Du one shot au long terme
Ce qui est beau dans cette histoire, comme dans toutes les belles histoires a-t-on envie de dire avec notre petit cœur d’éternels romantiques, c’est que rien de tout ça n’était écrit à l’avance. Elle a commencé un peu comme ça, pas à l’arrache, mais presque. « Les premières fois qu’on a travaillé ensemble, je bossais encore dans mon club (le Tennis club de Paris) donc c’était plus pour lui filer un coup de main qu’autre chose », confirme Faurel.
« C’est une relation qui est vachement saine à la base parce qu’on a commencé par un tournoi puis un autre. On n’avait pas vraiment de plan en fait, ajoute Mannarino.
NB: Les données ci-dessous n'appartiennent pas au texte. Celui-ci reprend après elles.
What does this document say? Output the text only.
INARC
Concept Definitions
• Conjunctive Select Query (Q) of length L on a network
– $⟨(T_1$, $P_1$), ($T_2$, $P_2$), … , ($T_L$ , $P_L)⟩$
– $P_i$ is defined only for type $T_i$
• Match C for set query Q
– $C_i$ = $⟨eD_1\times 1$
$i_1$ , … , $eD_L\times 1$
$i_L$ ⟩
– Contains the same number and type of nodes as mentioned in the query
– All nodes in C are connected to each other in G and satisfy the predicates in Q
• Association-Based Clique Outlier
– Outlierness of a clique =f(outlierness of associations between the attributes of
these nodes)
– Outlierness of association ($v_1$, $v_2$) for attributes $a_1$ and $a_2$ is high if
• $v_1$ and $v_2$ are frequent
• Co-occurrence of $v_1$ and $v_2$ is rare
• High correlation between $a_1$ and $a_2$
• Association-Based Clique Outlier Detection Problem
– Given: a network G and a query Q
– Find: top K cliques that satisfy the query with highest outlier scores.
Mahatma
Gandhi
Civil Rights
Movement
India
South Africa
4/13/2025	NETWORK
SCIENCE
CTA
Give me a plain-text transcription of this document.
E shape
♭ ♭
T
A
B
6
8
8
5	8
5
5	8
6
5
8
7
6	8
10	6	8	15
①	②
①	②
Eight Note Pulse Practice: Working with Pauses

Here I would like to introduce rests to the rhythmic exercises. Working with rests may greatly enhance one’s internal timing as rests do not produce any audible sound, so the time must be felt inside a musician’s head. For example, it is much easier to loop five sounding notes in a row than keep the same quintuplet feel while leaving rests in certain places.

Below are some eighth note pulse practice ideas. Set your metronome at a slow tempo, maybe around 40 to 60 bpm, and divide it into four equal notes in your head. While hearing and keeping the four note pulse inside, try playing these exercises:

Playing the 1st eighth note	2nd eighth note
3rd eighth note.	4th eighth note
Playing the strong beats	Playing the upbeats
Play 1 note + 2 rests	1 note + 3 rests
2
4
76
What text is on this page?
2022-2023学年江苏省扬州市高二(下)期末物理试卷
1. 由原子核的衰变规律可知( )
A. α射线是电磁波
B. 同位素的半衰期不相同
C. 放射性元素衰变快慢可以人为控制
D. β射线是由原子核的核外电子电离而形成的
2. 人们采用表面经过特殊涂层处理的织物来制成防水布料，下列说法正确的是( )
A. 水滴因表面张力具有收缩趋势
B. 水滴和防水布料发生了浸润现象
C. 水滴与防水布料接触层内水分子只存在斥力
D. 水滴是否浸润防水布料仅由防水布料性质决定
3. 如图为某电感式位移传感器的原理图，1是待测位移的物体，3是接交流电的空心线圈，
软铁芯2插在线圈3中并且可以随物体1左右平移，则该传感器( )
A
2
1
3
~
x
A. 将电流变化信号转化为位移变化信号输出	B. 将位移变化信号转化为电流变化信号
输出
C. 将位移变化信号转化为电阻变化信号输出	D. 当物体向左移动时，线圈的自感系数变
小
Dès le début, il m’a dit clairement "écoute, j’ai un métier, je suis heureux dans ce que je fais, si tu te comportes mal avec moi ou si à un moment donné je ne prends pas de plaisir avec toi, j’arrête." Du coup, je n’ai pas senti la pression du fait d’engager un coach et de ressentir qu’il est un peu dépendant de moi. Je sais que s’il est là, c’est parce qu’il prend du plaisir. »
Tellement de plaisir que ce qui ne devait être qu’un one shot s’est transformé en relation suivie. Faurel, encore : « L’idée c’était de voir comment ça allait se passer et finalement ça a tout de suite bien accroché entre nous et c’est comme ça que ça s’est fait. On a prolongé le truc, on s’est dit qu’on ferait un point à la fin de l’été et qu’on verrait. Et au final, juste avant l’US Open, on a décidé de continuer le truc à fond. J’espère que ça continuera longtemps et qu’on continuera à s’éclater comme c’est le cas aujourd’hui. Moi je pense qu’il y a encore moyen d’aller plus haut. » Et si Jean-Christophe Faurel le pense aujourd’hui, il y a des chances pour qu’Adrian Mannarino finisse lui aussi par y croire demain. Les vases communicants, encore eux.